- Blockchain company Bison Trails will now provide its clients with access to Celo, a self-branded competitor to Facebook's Libra.
- Bison Trails is also a founding member of the Libra Association.
- CEO Joe Lallouz explains why his company is betting on both horses.
Blockchain “infrastructure-as-a-service” company and founding Libra Association member Bison Trails is now providing its clients with access to Libra competitor Celo. Any customer of Bison Trails that wishes to participate in Celo’s proof-of-stake blockchain or integrate Celo into their projects may do so with assistance from Bison Trails.
The news comes two months after Bison Trails joined the Celo Alliance for Prosperity, an organization that seeks to make crypto more accessible to the general public.

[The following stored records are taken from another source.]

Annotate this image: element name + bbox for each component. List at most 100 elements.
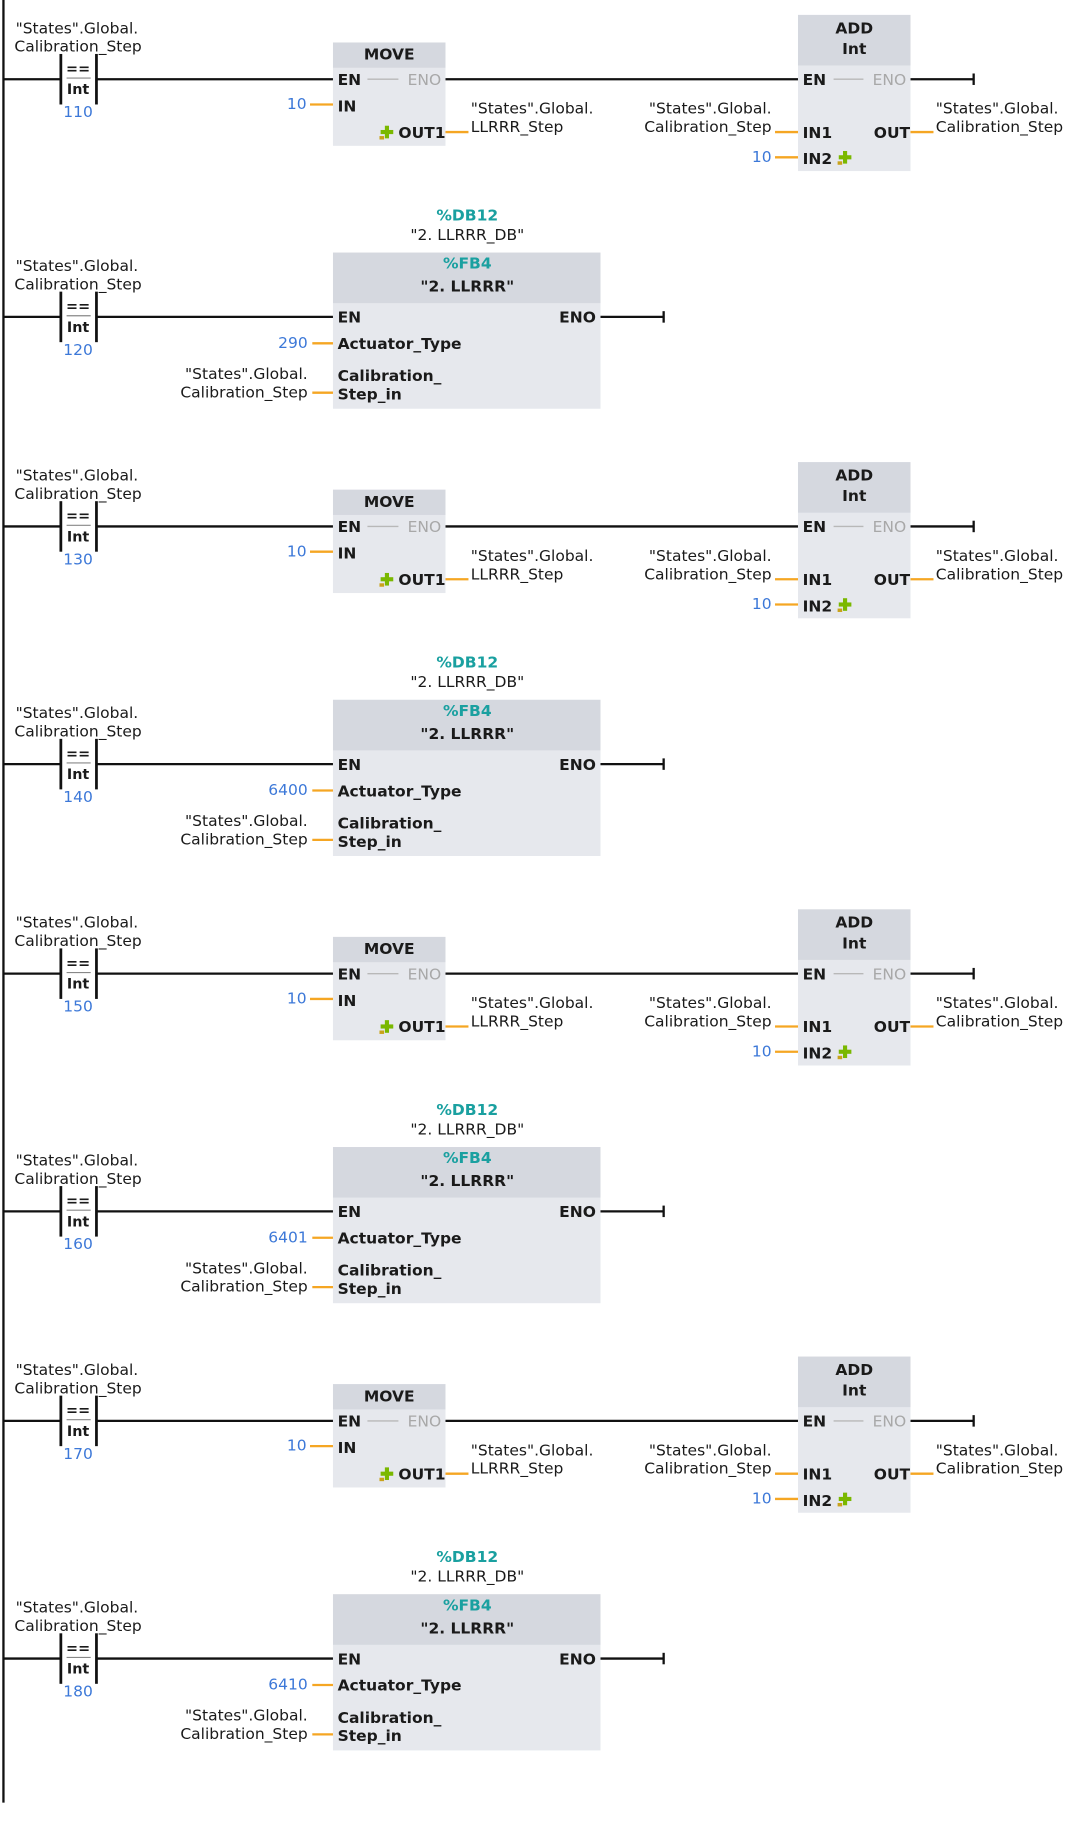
- compare-value: 180: [63, 1682, 93, 1700]
- compare-operator: ==: [66, 299, 90, 315]
- compare-operand-line1: "States".Global.: [16, 19, 139, 37]
- add-input-icon[interactable]: [837, 1045, 852, 1060]
- compare-operator: ==: [66, 956, 90, 972]
- move-add-output-icon-base: [379, 136, 385, 140]
- add-in2-value: 10: [752, 1490, 772, 1508]
- compare-operand-line2: Calibration_Step: [14, 1170, 141, 1189]
- add-type: Int: [842, 934, 867, 952]
- move-block-header: [332, 42, 446, 68]
- fb-calib-operand-line1: "States".Global.: [185, 1707, 308, 1725]
- fb-block-header: [332, 252, 601, 304]
- fb-actuator-value: 6401: [268, 1228, 307, 1246]
- network-move_add-170: "States".Global.Calibration_Step==Int170…: [3, 1356, 1063, 1513]
- fb-eno-pin: ENO: [559, 309, 596, 327]
- add-eno-pin: ENO: [873, 1413, 907, 1431]
- fb-block-header: [332, 699, 601, 751]
- move-out-pin: OUT1: [398, 1465, 445, 1483]
- compare-type: Int: [67, 767, 90, 783]
- add-in2-pin: IN2: [803, 597, 833, 615]
- compare-operand-line2: Calibration_Step: [14, 275, 141, 294]
- fb-calib-pin-line1: Calibration_: [338, 1709, 442, 1727]
- add-input-icon[interactable]: [837, 598, 852, 612]
- move-add-output-icon-v: [384, 572, 390, 586]
- move-out-operand-line2: LLRRR_Step: [471, 1012, 564, 1031]
- fb-actuator-value: 6400: [268, 781, 307, 799]
- add-type: Int: [842, 487, 867, 505]
- fb-en-pin: EN: [338, 1203, 362, 1221]
- move-title: MOVE: [364, 493, 415, 511]
- fb-calib-operand-line1: "States".Global.: [185, 1259, 308, 1277]
- network-move_add-150: "States".Global.Calibration_Step==Int150…: [3, 909, 1063, 1066]
- compare-operator: ==: [66, 1403, 90, 1419]
- instance-db-name: "2. LLRRR_DB": [410, 226, 524, 245]
- add-in2-value: 10: [752, 148, 772, 166]
- compare-value: 150: [63, 998, 93, 1016]
- compare-operand-line2: Calibration_Step: [14, 485, 141, 504]
- compare-operand-line2: Calibration_Step: [14, 38, 141, 57]
- move-in-value: 10: [287, 1437, 307, 1455]
- add-input-icon[interactable]: [837, 150, 852, 165]
- move-eno-pin: ENO: [408, 71, 442, 89]
- add-in2-pin: IN2: [803, 150, 833, 168]
- add-in1-pin: IN1: [803, 1465, 833, 1483]
- network-fb-160: "States".Global.Calibration_Step==Int160…: [3, 1101, 665, 1304]
- add-eno-pin: ENO: [873, 71, 907, 89]
- move-out-operand-line2: LLRRR_Step: [471, 1460, 564, 1479]
- fb-name: "2. LLRRR": [420, 725, 514, 743]
- fb-actuator-pin: Actuator_Type: [338, 782, 462, 800]
- add-input-icon-base: [837, 1055, 843, 1060]
- add-out-operand-line1: "States".Global.: [936, 994, 1059, 1012]
- add-out-pin: OUT: [874, 1465, 911, 1483]
- add-in1-operand-line1: "States".Global.: [649, 994, 772, 1012]
- instance-db-address: %DB12: [436, 654, 498, 672]
- move-add-output-icon-base: [379, 583, 385, 587]
- move-eno-pin: ENO: [408, 518, 442, 536]
- compare-value: 110: [63, 103, 93, 121]
- fb-calib-operand-line2: Calibration_Step: [180, 1725, 307, 1744]
- compare-value: 160: [63, 1235, 93, 1253]
- instance-db-name: "2. LLRRR_DB": [410, 1568, 524, 1587]
- move-out-operand-line2: LLRRR_Step: [471, 118, 564, 137]
- fb-address: %FB4: [443, 255, 492, 273]
- add-input-icon-v: [842, 1492, 848, 1506]
- move-en-pin: EN: [338, 965, 362, 983]
- move-add-output-icon[interactable]: [379, 572, 394, 587]
- instance-db-address: %DB12: [436, 1101, 498, 1119]
- move-out-pin: OUT1: [398, 124, 445, 142]
- add-block-header: [797, 14, 911, 66]
- compare-operand-line1: "States".Global.: [16, 1151, 139, 1169]
- add-out-pin: OUT: [874, 571, 911, 589]
- move-block-header: [332, 936, 446, 963]
- add-input-icon-v: [842, 1045, 848, 1059]
- compare-operand-line1: "States".Global.: [16, 914, 139, 932]
- add-input-icon[interactable]: [837, 1492, 852, 1507]
- compare-operand-line1: "States".Global.: [16, 467, 139, 485]
- add-out-pin: OUT: [874, 1018, 911, 1036]
- fb-en-pin: EN: [338, 756, 362, 774]
- fb-calib-pin-line1: Calibration_: [338, 814, 442, 832]
- add-en-pin: EN: [803, 518, 827, 536]
- add-en-pin: EN: [803, 1413, 827, 1431]
- fb-name: "2. LLRRR": [420, 278, 514, 296]
- compare-type: Int: [67, 529, 90, 545]
- compare-value: 170: [63, 1445, 93, 1463]
- add-title: ADD: [835, 19, 873, 37]
- add-en-pin: EN: [803, 71, 827, 89]
- fb-address: %FB4: [443, 1149, 492, 1167]
- fb-en-pin: EN: [338, 309, 362, 327]
- compare-operand-line1: "States".Global.: [16, 1599, 139, 1617]
- move-add-output-icon[interactable]: [379, 125, 394, 140]
- move-out-operand-line1: "States".Global.: [471, 994, 594, 1012]
- move-in-value: 10: [287, 990, 307, 1008]
- move-add-output-icon-base: [379, 1030, 385, 1034]
- fb-en-pin: EN: [338, 1650, 362, 1668]
- add-in1-pin: IN1: [803, 1018, 833, 1036]
- fb-name: "2. LLRRR": [420, 1172, 514, 1190]
- move-out-pin: OUT1: [398, 1018, 445, 1036]
- add-block-header: [797, 909, 911, 960]
- move-in-value: 10: [287, 95, 307, 113]
- move-add-output-icon[interactable]: [379, 1020, 394, 1034]
- add-block-header: [797, 1356, 911, 1408]
- move-add-output-icon[interactable]: [379, 1467, 394, 1482]
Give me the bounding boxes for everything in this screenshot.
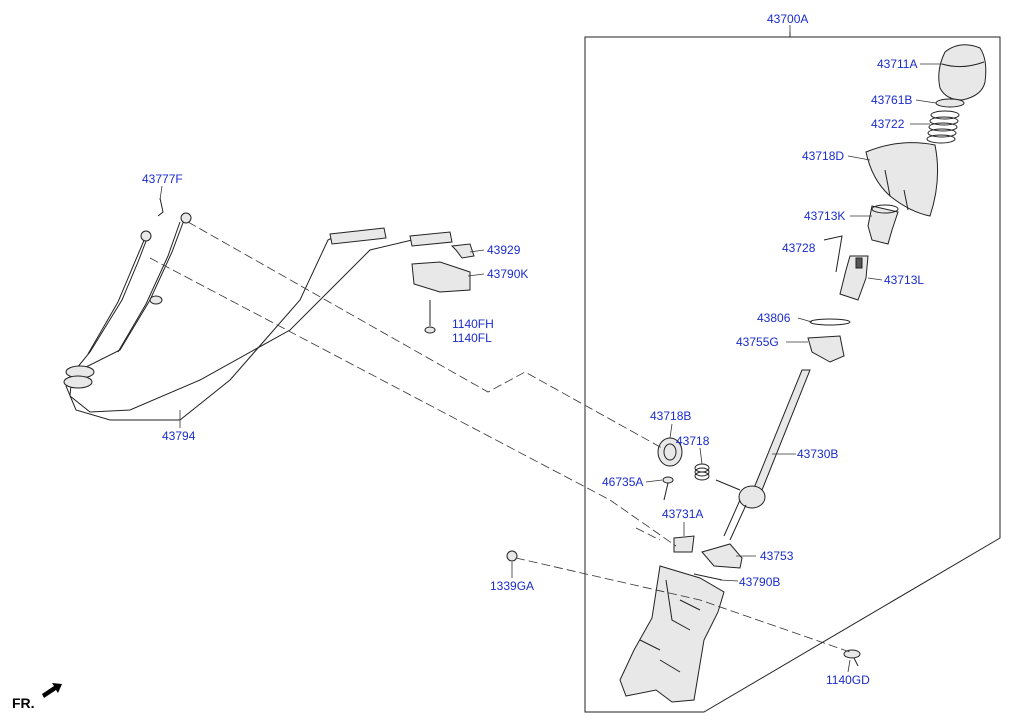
label-43790b[interactable]: 43790B	[739, 575, 780, 589]
dust-seal	[657, 437, 683, 467]
shift-cables	[63, 212, 453, 421]
label-43713k[interactable]: 43713K	[804, 209, 845, 223]
pin-part	[823, 235, 843, 273]
label-43806[interactable]: 43806	[757, 311, 791, 325]
label-1140fh[interactable]: 1140FH	[452, 317, 494, 331]
cable-bracket	[411, 261, 471, 293]
guide-part	[701, 543, 743, 569]
direction-label: FR.	[12, 695, 35, 711]
label-assembly[interactable]: 43700A	[767, 12, 808, 26]
small-bolt	[662, 476, 674, 501]
label-43777f[interactable]: 43777F	[142, 172, 183, 186]
part-labels: 43700A 43711A 43761B 43722 43718D 43713K…	[142, 12, 924, 687]
label-43728[interactable]: 43728	[782, 241, 816, 255]
label-43730b[interactable]: 43730B	[797, 447, 838, 461]
assembly-boundary	[584, 32, 1001, 713]
label-43722[interactable]: 43722	[871, 117, 905, 131]
label-43718d[interactable]: 43718D	[802, 149, 844, 163]
plate-bracket	[673, 535, 695, 553]
label-43761b[interactable]: 43761B	[871, 93, 912, 107]
base-bracket	[619, 565, 725, 703]
label-43790k[interactable]: 43790K	[487, 267, 528, 281]
label-43794[interactable]: 43794	[162, 429, 196, 443]
label-1339ga[interactable]: 1339GA	[490, 579, 534, 593]
reference-lines	[149, 221, 851, 653]
label-43718[interactable]: 43718	[676, 434, 710, 448]
label-46735a[interactable]: 46735A	[602, 475, 643, 489]
label-43929[interactable]: 43929	[487, 243, 521, 257]
bolt-1339	[506, 550, 518, 562]
label-43711a[interactable]: 43711A	[877, 57, 917, 71]
bolt-1140gd	[843, 649, 861, 667]
clip-part	[693, 573, 723, 581]
washer-part	[809, 318, 851, 326]
label-43713l[interactable]: 43713L	[884, 273, 924, 287]
shift-boot	[865, 142, 939, 217]
bracket-bolt	[424, 300, 436, 334]
label-1140gd[interactable]: 1140GD	[826, 673, 870, 687]
lever-spring	[694, 463, 710, 481]
shift-lever	[715, 369, 811, 541]
direction-indicator: FR.	[12, 683, 62, 711]
lever-cap	[839, 255, 869, 301]
front-arrow-icon	[42, 683, 62, 698]
shift-knob	[938, 44, 987, 101]
label-43731a[interactable]: 43731A	[662, 507, 703, 521]
lever-housing	[807, 335, 845, 363]
label-43753[interactable]: 43753	[760, 549, 794, 563]
label-1140fl[interactable]: 1140FL	[452, 331, 492, 345]
shift-collar	[867, 204, 899, 245]
leader-lines	[159, 25, 942, 673]
cable-clip-pin	[157, 197, 164, 217]
boot-spring	[926, 110, 960, 144]
label-43718b[interactable]: 43718B	[650, 409, 691, 423]
label-43755g[interactable]: 43755G	[736, 335, 779, 349]
cable-retainer	[450, 243, 475, 259]
knob-ring	[935, 98, 965, 108]
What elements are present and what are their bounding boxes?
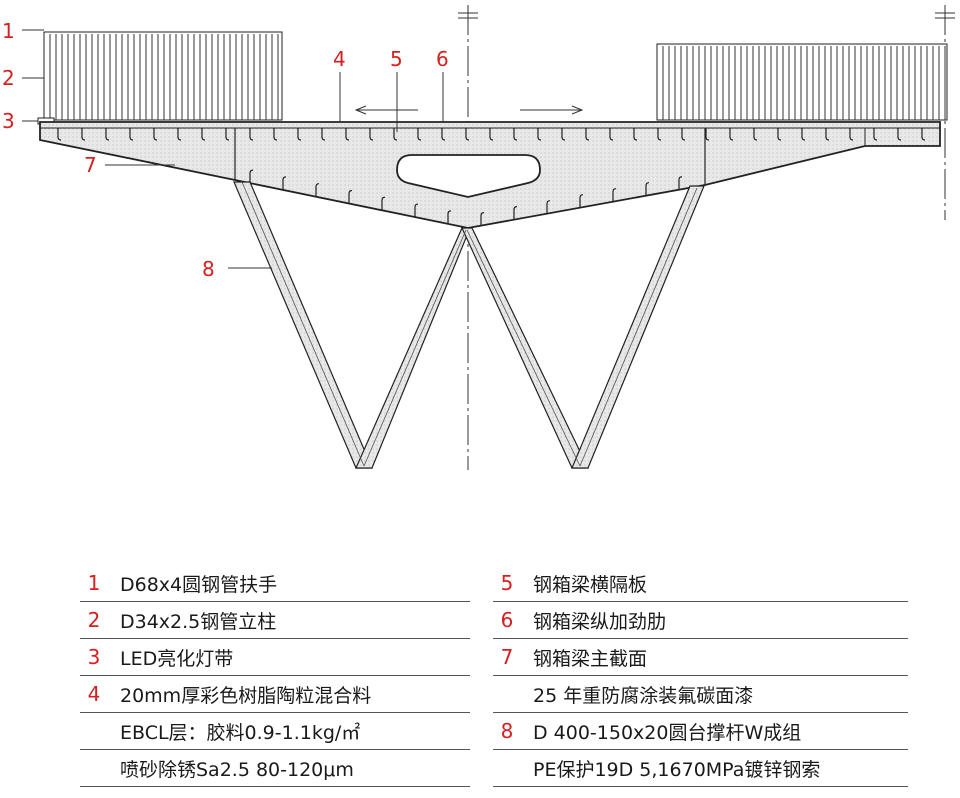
direction-arrows xyxy=(354,105,584,115)
legend-row: PE保护19D 5,1670MPa镀锌钢索 xyxy=(493,750,908,787)
legend-text: 25 年重防腐涂装氟碳面漆 xyxy=(533,684,754,707)
legend-row: 5 钢箱梁横隔板 xyxy=(493,565,908,602)
longitudinal-stiffeners xyxy=(57,128,926,226)
legend-number: 6 xyxy=(500,608,514,632)
legend-left: 1 D68x4圆钢管扶手 2 D34x2.5钢管立柱 3 LED亮化灯带 4 20mm厚… xyxy=(80,565,470,787)
legend-number: 8 xyxy=(500,719,514,743)
callout-2: 2 xyxy=(2,66,15,90)
legend-number: 7 xyxy=(500,645,514,669)
legend-text: 喷砂除锈Sa2.5 80-120μm xyxy=(120,758,354,781)
callout-6: 6 xyxy=(436,47,449,71)
legend-number: 1 xyxy=(87,571,101,595)
legend-row: 2 D34x2.5钢管立柱 xyxy=(80,602,470,639)
legend-row: 7 钢箱梁主截面 xyxy=(493,639,908,676)
legend-text: D 400-150x20圆台撑杆W成组 xyxy=(533,721,802,744)
legend-row: 25 年重防腐涂装氟碳面漆 xyxy=(493,676,908,713)
legend-text: EBCL层：胶料0.9-1.1kg/㎡ xyxy=(120,721,361,744)
legend-text: 钢箱梁纵加劲肋 xyxy=(533,610,667,633)
legend-number: 2 xyxy=(87,608,101,632)
legend-text: 钢箱梁横隔板 xyxy=(533,573,648,596)
legend-text: D34x2.5钢管立柱 xyxy=(120,610,277,633)
right-railing xyxy=(656,43,948,121)
legend-number: 3 xyxy=(87,645,101,669)
legend-row: 6 钢箱梁纵加劲肋 xyxy=(493,602,908,639)
legend-text: PE保护19D 5,1670MPa镀锌钢索 xyxy=(533,758,821,781)
legend-text: 钢箱梁主截面 xyxy=(533,647,648,670)
legend-right: 5 钢箱梁横隔板 6 钢箱梁纵加劲肋 7 钢箱梁主截面 25 年重防腐涂装氟碳面漆 8… xyxy=(493,565,908,787)
callout-7: 7 xyxy=(84,153,97,177)
legend-row: 4 20mm厚彩色树脂陶粒混合料 xyxy=(80,676,470,713)
left-railing xyxy=(37,31,283,125)
callout-5: 5 xyxy=(390,47,403,71)
callout-3: 3 xyxy=(2,109,15,133)
legend-row: 喷砂除锈Sa2.5 80-120μm xyxy=(80,750,470,787)
bridge-section-drawing: 1 2 3 4 5 6 7 8 xyxy=(2,5,955,470)
callout-4: 4 xyxy=(333,47,346,71)
central-opening xyxy=(396,154,541,198)
legend-row: 8 D 400-150x20圆台撑杆W成组 xyxy=(493,713,908,750)
legend-text: D68x4圆钢管扶手 xyxy=(120,573,278,596)
leader-lines xyxy=(22,29,444,269)
legend-row: 3 LED亮化灯带 xyxy=(80,639,470,676)
legend-number: 5 xyxy=(500,571,514,595)
callout-8: 8 xyxy=(202,257,215,281)
legend-row: EBCL层：胶料0.9-1.1kg/㎡ xyxy=(80,713,470,750)
legend-row: 1 D68x4圆钢管扶手 xyxy=(80,565,470,602)
legend-text: LED亮化灯带 xyxy=(120,647,234,670)
legend-text: 20mm厚彩色树脂陶粒混合料 xyxy=(120,684,372,707)
callout-1: 1 xyxy=(2,19,15,43)
legend-number: 4 xyxy=(87,682,101,706)
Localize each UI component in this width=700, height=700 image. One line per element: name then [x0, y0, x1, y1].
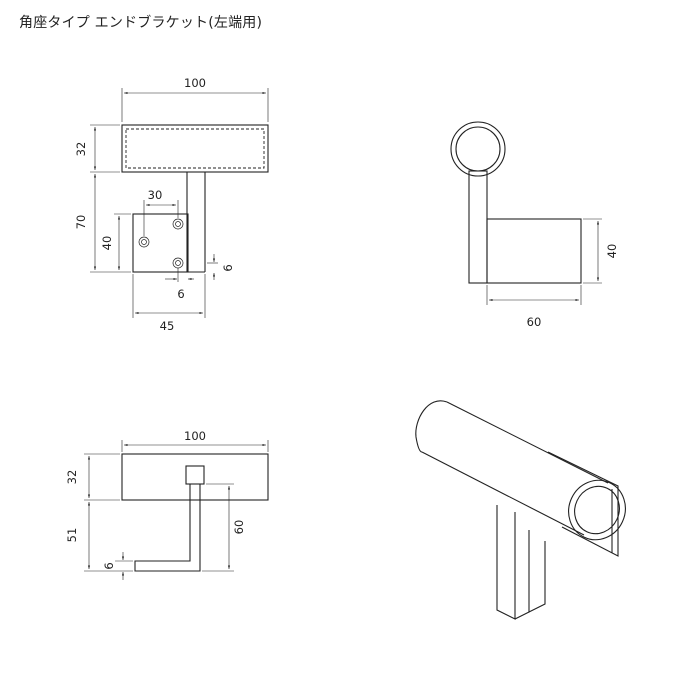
iso-back-plate — [547, 451, 619, 557]
screw-hole-icon — [172, 218, 184, 230]
dim-plate-width: 45 — [160, 319, 175, 333]
side-arm — [468, 170, 488, 284]
screw-hole-icon — [138, 236, 150, 248]
dim-plan-width: 100 — [184, 429, 206, 443]
dim-plan-top-height: 32 — [65, 470, 79, 485]
front-top-bar — [121, 124, 269, 173]
plan-view: 100 32 51 6 60 — [65, 429, 269, 580]
dim-side-depth: 60 — [527, 315, 542, 329]
dim-offset-vertical: 6 — [221, 264, 235, 271]
iso-pipe-ring-inner — [574, 485, 620, 535]
side-view: 40 60 — [450, 121, 619, 329]
dim-plate-height: 40 — [100, 236, 114, 251]
screw-hole-icon — [172, 257, 184, 269]
dim-plan-bottom-offset: 6 — [102, 562, 116, 569]
isometric-view — [415, 400, 626, 620]
dim-total-drop: 70 — [74, 215, 88, 230]
plan-top-bar — [121, 453, 269, 501]
iso-cylinder-back-cap — [415, 400, 448, 453]
front-view: 100 32 70 40 30 6 6 45 — [74, 76, 269, 333]
plan-square-post — [185, 465, 205, 485]
front-base-plate — [132, 213, 189, 273]
plan-l-arm — [134, 484, 201, 572]
iso-vertical-arm — [496, 505, 516, 620]
dim-top-height: 32 — [74, 142, 88, 157]
front-top-bar-hidden — [125, 128, 265, 169]
iso-cylinder-top-edge — [446, 401, 609, 484]
dim-plan-arm-depth: 60 — [232, 520, 246, 535]
iso-cylinder-bottom-edge — [421, 451, 585, 536]
dim-hole-spacing: 30 — [148, 188, 163, 202]
dim-side-height: 40 — [605, 244, 619, 259]
iso-pipe-ring-outer — [568, 479, 626, 541]
dim-plan-arm-height: 51 — [65, 528, 79, 543]
dim-offset-horizontal: 6 — [177, 287, 184, 301]
page-title: 角座タイプ エンドブラケット(左端用) — [19, 15, 263, 31]
pipe-ring-outer — [450, 121, 506, 177]
dim-width: 100 — [184, 76, 206, 90]
side-block — [486, 218, 582, 284]
pipe-ring-inner — [455, 126, 501, 172]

Celo brands itself as a Libra competitor with the same goal of “banking the unbanked.” One way it does this is by enabling its users to send digital funds directly to each other's phone numbers rather than to long addresses consisting of multiple symbols and characters. The complexity of long addresses can sometimes result in lost funds, or money sent to the wrong address, so simplifying the process could reduce one of crypto’s barriers to entry.
And like Facebook’s Libra, Celo is also backed by several stablecoins designed to limit volatility. Among the currencies users can send to each other will be the network’s own stablecoins Celo Gold (cGLD) and the Celo Dollar (cUSD).
By partnering with Bison Trails, it potentially opens up Celo’s network to new users, who can now participate in Celo by running nodes with Bison Trails. The idea is to boost Celo’s adoption by getting more users on its network without requiring these users to have any technical core competency or expertise in the protocol-specific blockchain infrastructure.
But why would Bison Trails, a founding member of Libra, want to help a network that positions itself as a direct competitor? In an interview with Decrypt, Bison Trails CEO Joe Lallouz said that his company is, in fact, blockchain “agnostic.” Bison Trails, he said, is ready and willing to work with any project it thinks will move the crypto industry forward in a positive way.
“We joined both the Libra Association and the Celo Alliance for Prosperity because we believe there’s a need for groups of incentive-aligned participants to help govern, secure, support and further these protocols through collaboration,” Lallouz said.
While Celo is a potential rival to Libra, the projects are different on a technical level, he explained. Libra, for example, is permissioned. The project is governed by the Libra Association, and membership is regularly controlled by Association affiliates. Celo, by contrast, is permissionless and more decentralized, said Lallouz.
But Bison Trails is interested in both projects because they share the same goal of making the world “more financially inclusive,” he said.
“We support both projects, and we believe they can coexist,” said Lallouz. “Our focus is to help these networks have the infrastructure necessary to achieve massive scale and adoption. This aligns with our goal of strengthening the entire blockchain ecosystem to enable the pioneers of tomorrow.”
Bison Trails is not the only company to support both Celo and Libra. Digital asset custody company Anchorage, as well venture capital firms Coinbase Ventures and Andreessen Horowitz, are also backing both projects.